I then asked for a second opinion on the pathology from MD Anderson. I picked up a copy of the pathology report from MD Anderson today. The first pathology said stromal fibrosis, ductal ectasia, ductal epithelial hyperplasia, usual type and sclerosing adenosis. The only new information on the MD Anderson pathology report is the addition of columnar cell changes.

But here is what has me most concerned. I asked that all slides and samples from the two core needle biopsies from January 20th be sent to MD Anderson. They sent 3 slides from my core needle biopsy from May of 2015, 19 slides from my excisional biopsy of May 20th of last year but only 2 slides from the two core needle biopsies performed on January 20th. Does this seem right to anyone?

I am now wondering if they looked at enough of the sample to identify anything more concerning that would explain the changes in this right breast.

The changes in my right breast are continuing to evolve. Now in addition to the skin puckering in the upper right central portion of the breast starting at the nipple, I now have a dimple on the lower part of the nipple.

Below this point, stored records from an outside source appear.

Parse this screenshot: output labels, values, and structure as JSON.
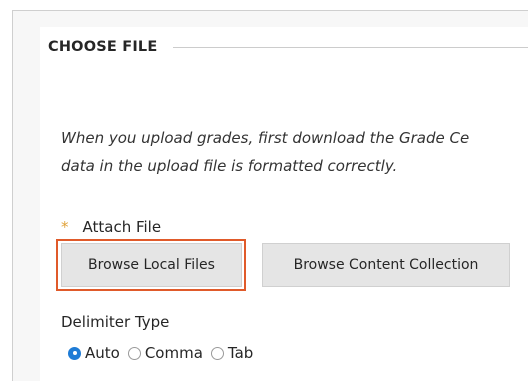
{
  "section": {
    "title": "CHOOSE FILE",
    "instructions_line1": "When you upload grades, first download the Grade Ce",
    "instructions_line2": "data in the upload file is formatted correctly."
  },
  "attach": {
    "required_marker": "*",
    "label": "Attach File",
    "browse_local_label": "Browse Local Files",
    "browse_collection_label": "Browse Content Collection"
  },
  "delimiter": {
    "label": "Delimiter Type",
    "options": [
      "Auto",
      "Comma",
      "Tab"
    ],
    "selected": "Auto"
  },
  "colors": {
    "highlight": "#e05a2a",
    "radio_selected": "#1f7cd6",
    "required_star": "#e0a23a"
  }
}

My BS wants have a MRI in April and go from there.

I want to have these five small masses removed. The largest of the five is 1.2 centimeters and what they call "taller than wide"

I have a call in the head of pathology at my local hospital to confirm they only have two slides from my two core needle biopsies from January 20th.

I would appreciate any other opinions on how many slides should be prepared and evaluated for a core needle biopsy

Comments

  • Jelson
    Jelson Member Posts: 1,535
    edited February 2016

    InStitches - is part of the reason that there are more slides from the excisional biopsy because they had more material to work with? I may be mucking up the waters here but when second opinions are requested to be sent to other hospitals - I assumed that new slices of the tissue sample are sent, not the same exact slides which were reviewed initially. In any event, I hope you get answers about the areas of concern in your right breast ASAP

  • InStitches
    InStitches Member Posts: 80
    edited February 2016

    Thanks Jelson. I have made an appointment with my breast surgeon for next week. I am ready to move forward with an excisional biopsy to get these areas removed. And yes, I think the reason they had 19 slides on the excisional biopsy was because of the volume. I did speak with the head of pathology at the hospital and she told me it is there practice to cut each core into two pieces and create two slides from each half producing four slides for each core. For some reason though they only prepared two slides for each core for my biopsies on January 20th. And they won't send every slide in case the material gets lost in transport. So they only sent two of four slides on the January 20th biopsies. I personally don't think they looked at enough of the cores.

    With my previous diagnosis of LCIS I am very concerned about the possibility of a lobular carcinoma which is very hard to find.